As a Territorial, he was called up at the onset of World War II in which he had a distinguished record, being twice mentioned in despatches. Starting with the campaign in Greece, he went to Crete where, during the evacuation from Heraklion, he arranged to move wounded soldiers under his care, in caves in the hills, onto a ship which, much to his distress, was bombed with the loss of his patients. He then went to Palestine and got together a civilian mobile ambulance which had been given to the British Army by American philanthropists. This collection of vehicles and tents he commanded as the Number One Mobile Military Hospital throughout the African desert campaign. He claimed at that time to be an expert on tentpoles! This hospital, with full operating theatres, was used between casualty clearing stations and base hospitals, being regarded with circumspection by the Army establishment as it did not conform to a standard Army pattern. After the war, Croft was asked for a report on it which was published in the RAMC Journal, as his unique experience with a mobile hospital was felt useful for planning for modern warfare. He ended the war a full colonel with command of a general hospital in Rome.
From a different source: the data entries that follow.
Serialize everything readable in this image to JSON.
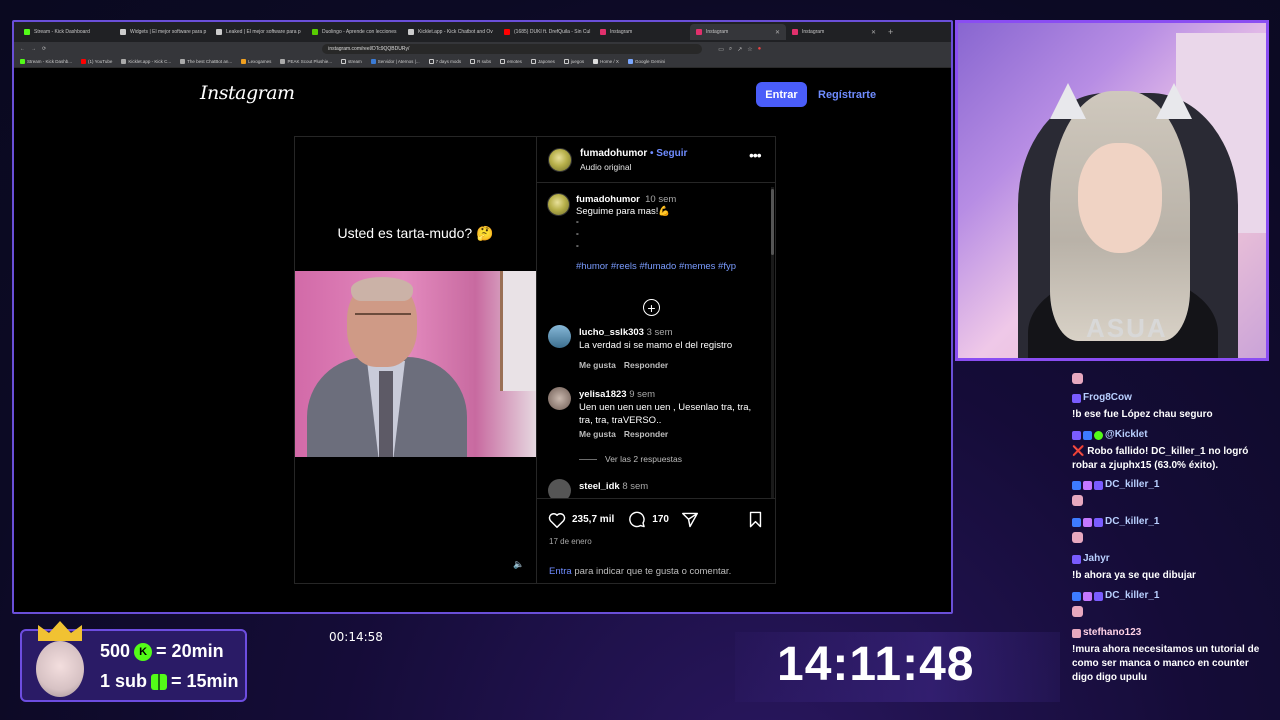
{
  "browser": {
    "tabs": [
      {
        "label": "Stream - Kick Dashboard",
        "color": "#53fc18"
      },
      {
        "label": "Widgets | El mejor software para p",
        "color": "#cccccc"
      },
      {
        "label": "Leaked | El mejor software para p",
        "color": "#cccccc"
      },
      {
        "label": "Duolingo - Aprende con lecciones",
        "color": "#58cc02"
      },
      {
        "label": "Kicklet.app - Kick Chatbot and Ov",
        "color": "#cccccc"
      },
      {
        "label": "(1685) DUKI ft. DrefQuila - Sin Cul",
        "color": "#ff0000"
      },
      {
        "label": "Instagram",
        "color": "#e1306c"
      },
      {
        "label": "Instagram",
        "color": "#e1306c"
      },
      {
        "label": "Instagram",
        "color": "#e1306c"
      }
    ],
    "url": "instagram.com/reel/DTc9QQBDURy/",
    "bookmarks": [
      "Stream - Kick Dashb...",
      "(1) YouTube",
      "Kicklet.app - Kick C...",
      "The best ChatBot an...",
      "Lexogames",
      "PEAK Scout Plushie...",
      "stream",
      "Servidor | Aternos |...",
      "7 days mods",
      "R subs",
      "emotes",
      "Japones",
      "juegos",
      "Home / X",
      "Google Gemini"
    ]
  },
  "instagram": {
    "logo": "Instagram",
    "login_button": "Entrar",
    "signup_link": "Regístrarte",
    "video_caption": "Usted es tarta-mudo? 🤔",
    "author": "fumadohumor",
    "follow": "• Seguir",
    "audio": "Audio original",
    "caption": {
      "user": "fumadohumor",
      "time": "10 sem",
      "text": "Seguime para mas!💪",
      "dots": "°\n°\n°",
      "hashtags": "#humor #reels #fumado #memes #fyp"
    },
    "comments": [
      {
        "user": "lucho_sslk303",
        "time": "3 sem",
        "text": "La verdad si se mamo el del registro",
        "like": "Me gusta",
        "reply": "Responder"
      },
      {
        "user": "yelisa1823",
        "time": "9 sem",
        "text": "Uen uen uen uen uen , Uesenlao tra, tra, tra, tra, traVERSO..",
        "like": "Me gusta",
        "reply": "Responder",
        "view_replies": "Ver las 2 respuestas"
      },
      {
        "user": "steel_idk",
        "time": "8 sem"
      }
    ],
    "likes": "235,7 mil",
    "comment_count": "170",
    "date": "17 de enero",
    "login_prompt_link": "Entra",
    "login_prompt_text": " para indicar que te gusta o comentar."
  },
  "chat": [
    {
      "user": "Frog8Cow",
      "text": "!b ese fue López chau seguro"
    },
    {
      "user": "@Kicklet",
      "text": "❌ Robo fallido! DC_killer_1 no logró robar a zjuphx15 (63.0% éxito)."
    },
    {
      "user": "DC_killer_1",
      "text": ""
    },
    {
      "user": "DC_killer_1",
      "text": ""
    },
    {
      "user": "Jahyr",
      "text": "!b ahora ya se que dibujar"
    },
    {
      "user": "DC_killer_1",
      "text": ""
    },
    {
      "user": "stefhano123",
      "text": "!mura ahora necesitamos un tutorial de como ser manca o manco en counter digo digo upulu"
    }
  ],
  "overlay": {
    "promo_line1_amount": "500",
    "promo_line1_coin": "K",
    "promo_line1_rest": "= 20min",
    "promo_line2_amount": "1 sub",
    "promo_line2_rest": "= 15min",
    "timer": "00:14:58",
    "clock": "14:11:48"
  },
  "colors": {
    "accent": "#6d4de0",
    "instagram_blue": "#4a5df9",
    "kick_green": "#53fc18"
  }
}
He returned to Plymouth, worked up his old practice from a basement in Devonport and, in 1947, just before the National Health Service came in, he sold it and moved to consulting work full time. He ran a rheumatology clinic, was a member of the Heberden Society and an active supporter of the Arthritis and Rheumatism Council. He was a brilliant diagnostician and in domiciliary practice his colleagues also appreciated his background as a general practitioner. He had an interest in clinical endocrinology and was president of the Plymouth Medical Society 1966 — 1976. In addition to scientific and clinical papers, he wrote on Sir William Osier and Sir Richard Croft, the Royal obstetrician, who was not an ancestor but who, he felt, had been wrongly accused of the death of Princess Charlotte and the potential heir apparent.

He was a kind and gentle man whose Christian beliefs were enhanced by Freemasonry in which he rose to high levels. His own general practitioner, an Irishman with a mischievous sense of humour, claimed that he was the only English gentleman that he had ever known! In 1928 he married Phyllis Mary Lee, whose ancestors included an early eighteenth century physician, Dominic Lee of Louth, Lincolnshire, who had emigrated from Kilkenny near Dublin, qualified MD in Louvain in 1715 and who married a cousin of Sir Isaac Newton, Robert Boyle the chemist, and Thomas Warton, a poet laureate. Two of his three sons qualified from Oxford and St Thomas’s and both took a DM (Oxon), the second being marked in 1973 by a dinner in Christ Church. The company included six FRCPs, one being the regius professor of medicine, Sir Richard Doll. His eldest son is physician at St Thomas’s Hospital. He died at home in Kingsclere, Hampshire, where he moved after retirement.